And I think that the consequences are severe, and what we've seen, therefore, is the Saudis mobilizing and I would say, consolidating their security hedging by bringing in the Pakistanis as a security guarantee. Another nuclear power being brought in to further ... I mean, in the long range what the Abraham Accords had done, Jim, was to break the tie of Islamizing the Middle East. In other words, Muslim Brotherhood and Islamic identity must be at the center. But bringing in the Pakistanis to bolster Saudi security is to say somehow Muslim nations are responsible for other Muslim nations, and Israelis and Jews, Christians and Americans have got to be stood up against. And that's a dangerous, damaging long-term impact that comes out of the violation of Qatari sovereignty in relation to the Israeli attacks.
LINDSAY:
You want to jump in here, Elliott?
HUSAIN:
Oh, by the way, just one other point, and I know Elliott wants to come in, is just the optics of it, Jim. I don't think most people in the Middle East, especially in the Arabian Peninsula, would be hurt by Hamas terrorists being killed by assassins, removed with a pager attack or some of the other successful ... But to send in fighter jets, have smoke coming out of a building in Doha, miles away from other Arab capitals, that, I think, hurt and hurt deeply for many of the Arabian allies.
ABRAMS:
I guess, I don't agree. First, it is exactly what we did when we killed Osama bin Laden, when the United States did. We would argue we didn't attack Pakistan. Pakistan is an ally. We just took out Osama bin Laden. That's the Israeli argument here.
LINDSAY:
But isn't there a slight difference there, which is that Osama bin Laden was hiding in Pakistan and the Pakistani government insisted they had no knowledge?
ABRAMS:
Yes, but that was a lie.
LINDSAY:
But in the case of Qatar, they knew the Hamas officials were there. That was well known.
ABRAMS:
Right. I think that the Israelis were saying was—
HUSAIN:
And Qatar is not Pakistan, right?
ABRAMS:
The rules of the game changed on October 7th, 2023. You have there in Doha, the Israelis are saying to Qatar, murderers, people who support the mass murder of Israelis. Those rules are changing. And that's not—
LINDSAY:
From Israel's point of view.
ABRAMS:
From Israel's point of view.
LINDSAY:
I'm not sure other capitals in the region are ready to accept that.
ABRAMS:
No, for the other capitals, I mean, I have also had people say to me that the Saudis and Emiratis were very angry about this attack by Israel in Qatar because it forced them to express solidarity with Qatar, a nation, a ruler with whom they do not feel any solidarity. It's a complicated—
LINDSAY:
Well, also a ruler or a country that they were not too long ago trying to isolate and punish.
ABRAMS:
Yes. So, it's a complicated set of facts, but I think the Qataris did rush to ... Sorry, the Saudis rushed to Pakistan. The Qataris rushed to the United States, and as you were saying before, what they got was a statement from the president that is not binding and is dead the minute he leaves office. So, what they think they got out of this—
LINDSAY:
It may be a dead letter before he leaves office—
ABRAMS:
That's true.
LINDSAY:
... given the president's penchant for being flexible, how shall we say, in his policy pronouncements.

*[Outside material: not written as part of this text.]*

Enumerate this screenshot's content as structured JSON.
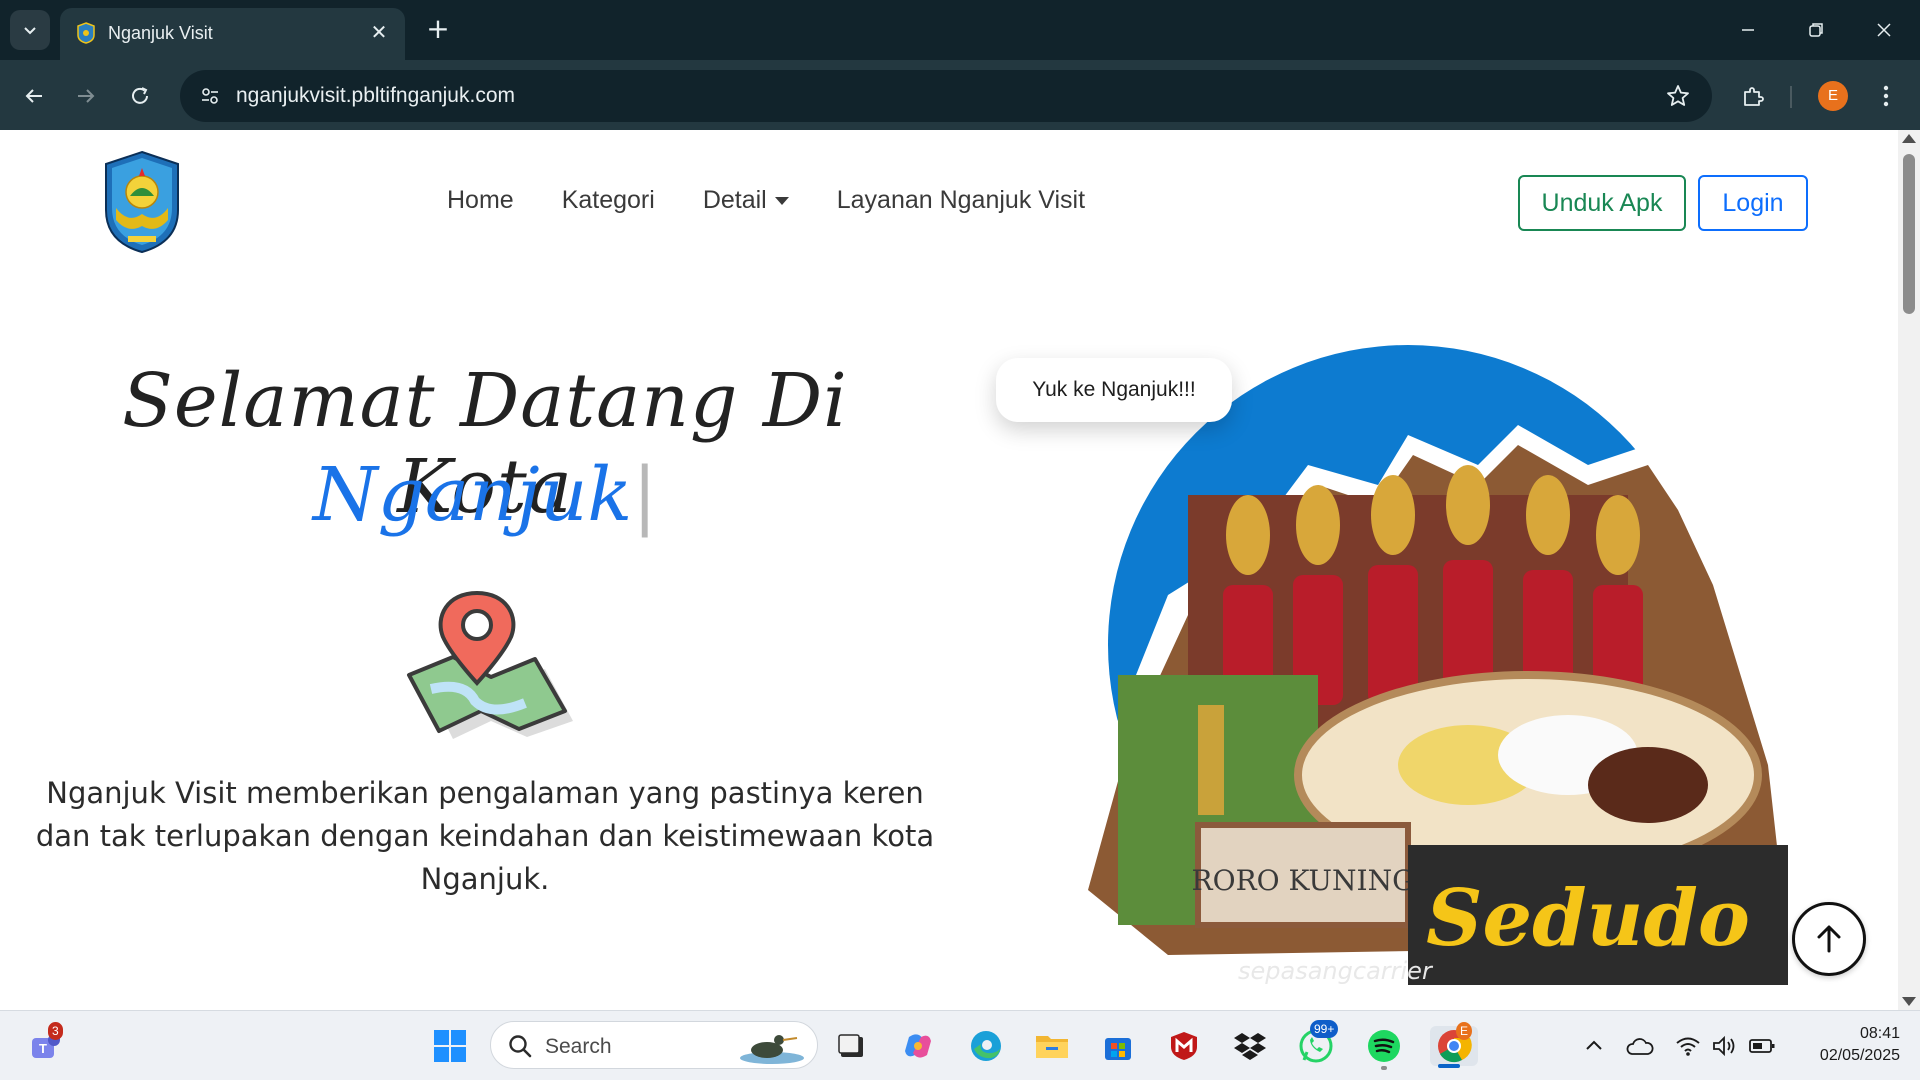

I want to just come back quickly to you, Ed, on one point. Before October 7th, there was a lot of speculation that the Abraham Accords had a tremendous amount of momentum and that we were on the verge of sort of the great diplomatic breakthrough, which is Saudi Arabia would establish formal diplomatic relations with Israel. And indeed, that led to some speculation that Hamas did this to derail that from happening. I'm somewhat skeptical of that explanation for the attack, but where do you see the Israel-Saudi Arabia link going?
HUSAIN:
Your skepticism is justified, Jim, on the grounds of many conversations with people who've gathered intelligence from Gaza, there's no indication that that was the aim. But where the Israeli-Saudi relationship is heading is in a very dark, big, black hole, as things stand, simply because the private polling conducted by the crown prince and his team inside Saudi Arabia show before October 7th, those same polling, most young Saudis did not really care about the Israeli-Palestinian conflict because they'd grown up in a world in which there was no 1973. There was no invasion of Tunisia. There was no invasion of Jordan on behalf of the PLO. And so there was basically no conflict. They hadn't seen the massacres. They hadn't seen Gaza flare up in any significant way. They were focused on building their own country and their own region.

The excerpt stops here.